Let $(G, \cdot)$ be a group and $M$ a set. A group action is a function:
$G \circ M \rightarrow M$
that satisfies the following two conditions
- Identity: $\forall m \in M: e_G \circ m = m$
- Associativity: $\forall g, h \in G, m \in M: (g \cdot h) \circ m= g \circ (h \circ m)$
Let $m \in M$. Then $G_m := \{g \in G | g \circ m = m\}$ is called the stabilizer of $m$.
Theorem: \(G_m\) is a group
Proof:
Let \(m \in M\).
\(\stackrel{identity}{\Rightarrow}e_G \in G_m\)

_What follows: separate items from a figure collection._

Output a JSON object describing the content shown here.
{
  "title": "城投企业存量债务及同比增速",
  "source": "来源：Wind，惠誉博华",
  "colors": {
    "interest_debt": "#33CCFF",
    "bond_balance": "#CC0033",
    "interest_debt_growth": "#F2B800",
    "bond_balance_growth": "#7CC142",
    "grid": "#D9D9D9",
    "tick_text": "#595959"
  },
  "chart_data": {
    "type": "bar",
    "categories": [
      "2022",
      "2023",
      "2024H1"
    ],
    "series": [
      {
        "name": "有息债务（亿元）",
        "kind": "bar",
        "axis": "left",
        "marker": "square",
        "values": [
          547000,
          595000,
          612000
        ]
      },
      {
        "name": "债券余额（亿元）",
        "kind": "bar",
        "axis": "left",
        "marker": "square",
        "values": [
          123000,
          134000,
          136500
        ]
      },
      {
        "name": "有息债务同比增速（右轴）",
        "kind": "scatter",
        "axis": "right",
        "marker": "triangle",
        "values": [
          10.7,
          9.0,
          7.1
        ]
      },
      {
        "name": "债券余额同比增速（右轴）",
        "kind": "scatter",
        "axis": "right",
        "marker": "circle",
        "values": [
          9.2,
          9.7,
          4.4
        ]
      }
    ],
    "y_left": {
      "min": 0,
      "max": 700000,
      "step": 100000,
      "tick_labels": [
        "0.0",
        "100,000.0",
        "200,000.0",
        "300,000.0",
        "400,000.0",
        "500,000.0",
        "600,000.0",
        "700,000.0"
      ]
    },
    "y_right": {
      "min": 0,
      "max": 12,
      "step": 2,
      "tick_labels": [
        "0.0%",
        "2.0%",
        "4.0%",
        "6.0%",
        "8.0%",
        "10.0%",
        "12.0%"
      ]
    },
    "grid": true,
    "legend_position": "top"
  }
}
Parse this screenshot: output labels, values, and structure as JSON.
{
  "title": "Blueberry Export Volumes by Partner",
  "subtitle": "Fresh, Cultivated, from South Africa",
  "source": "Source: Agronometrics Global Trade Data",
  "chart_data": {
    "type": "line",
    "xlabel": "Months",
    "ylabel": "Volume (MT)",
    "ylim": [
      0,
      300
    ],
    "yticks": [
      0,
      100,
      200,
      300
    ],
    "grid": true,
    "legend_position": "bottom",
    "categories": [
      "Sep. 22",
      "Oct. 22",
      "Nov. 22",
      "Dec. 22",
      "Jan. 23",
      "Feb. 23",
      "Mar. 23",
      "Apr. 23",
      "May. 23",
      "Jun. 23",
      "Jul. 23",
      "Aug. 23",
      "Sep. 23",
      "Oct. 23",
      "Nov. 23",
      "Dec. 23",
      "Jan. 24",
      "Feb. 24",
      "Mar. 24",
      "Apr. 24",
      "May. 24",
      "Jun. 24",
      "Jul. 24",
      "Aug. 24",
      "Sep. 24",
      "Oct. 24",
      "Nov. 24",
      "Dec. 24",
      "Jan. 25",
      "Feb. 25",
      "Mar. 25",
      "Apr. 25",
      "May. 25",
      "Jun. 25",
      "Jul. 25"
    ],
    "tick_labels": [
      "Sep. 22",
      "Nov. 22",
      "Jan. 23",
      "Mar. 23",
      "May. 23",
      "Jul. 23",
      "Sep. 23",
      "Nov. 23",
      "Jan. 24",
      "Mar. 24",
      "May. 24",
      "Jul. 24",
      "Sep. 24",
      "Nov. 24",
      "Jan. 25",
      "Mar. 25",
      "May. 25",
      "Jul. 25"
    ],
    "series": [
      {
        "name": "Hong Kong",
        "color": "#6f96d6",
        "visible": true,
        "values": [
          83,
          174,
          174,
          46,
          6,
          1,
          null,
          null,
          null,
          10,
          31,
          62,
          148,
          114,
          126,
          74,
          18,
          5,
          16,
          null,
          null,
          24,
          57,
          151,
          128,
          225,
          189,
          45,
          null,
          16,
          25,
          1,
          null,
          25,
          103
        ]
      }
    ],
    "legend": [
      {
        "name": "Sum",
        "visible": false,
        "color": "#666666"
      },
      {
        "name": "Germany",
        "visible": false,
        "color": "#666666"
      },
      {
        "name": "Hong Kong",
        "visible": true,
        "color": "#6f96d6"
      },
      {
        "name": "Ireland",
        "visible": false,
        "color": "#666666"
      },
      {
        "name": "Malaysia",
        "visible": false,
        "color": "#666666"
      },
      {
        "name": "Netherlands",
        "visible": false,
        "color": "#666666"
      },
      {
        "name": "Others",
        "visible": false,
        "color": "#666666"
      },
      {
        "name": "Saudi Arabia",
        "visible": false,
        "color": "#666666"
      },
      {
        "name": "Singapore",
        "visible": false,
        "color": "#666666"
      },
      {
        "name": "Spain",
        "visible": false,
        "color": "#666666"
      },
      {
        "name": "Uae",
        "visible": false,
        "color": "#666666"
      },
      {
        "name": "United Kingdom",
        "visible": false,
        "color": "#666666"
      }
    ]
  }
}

Let \(a \in G_m\). This means, that \(a \circ m = m\). And \(\exists a^{-1} \in G\), as \(G\) is a group. \(a^{-1} \cdot a = e_G\), this means \((a^{-1} \cdot a) \circ m = m\). \(\stackrel{associativity}{\Rightarrow}a^{-1} \circ (a \circ m) = m \Leftrightarrow a^{-1} \circ m = m \Leftrightarrow a^{-1} \in G_m\)
Let \(a, b \in G_m\). Then: \(a \circ m = m\) and \(b \circ m = m\)
\(\Rightarrow a \circ (b \circ m) = m\) \(\stackrel{associativity}{\Rightarrow} (a \cdot b) \circ m = m \Leftrightarrow (a \cdot b) \in G_m \blacksquare\)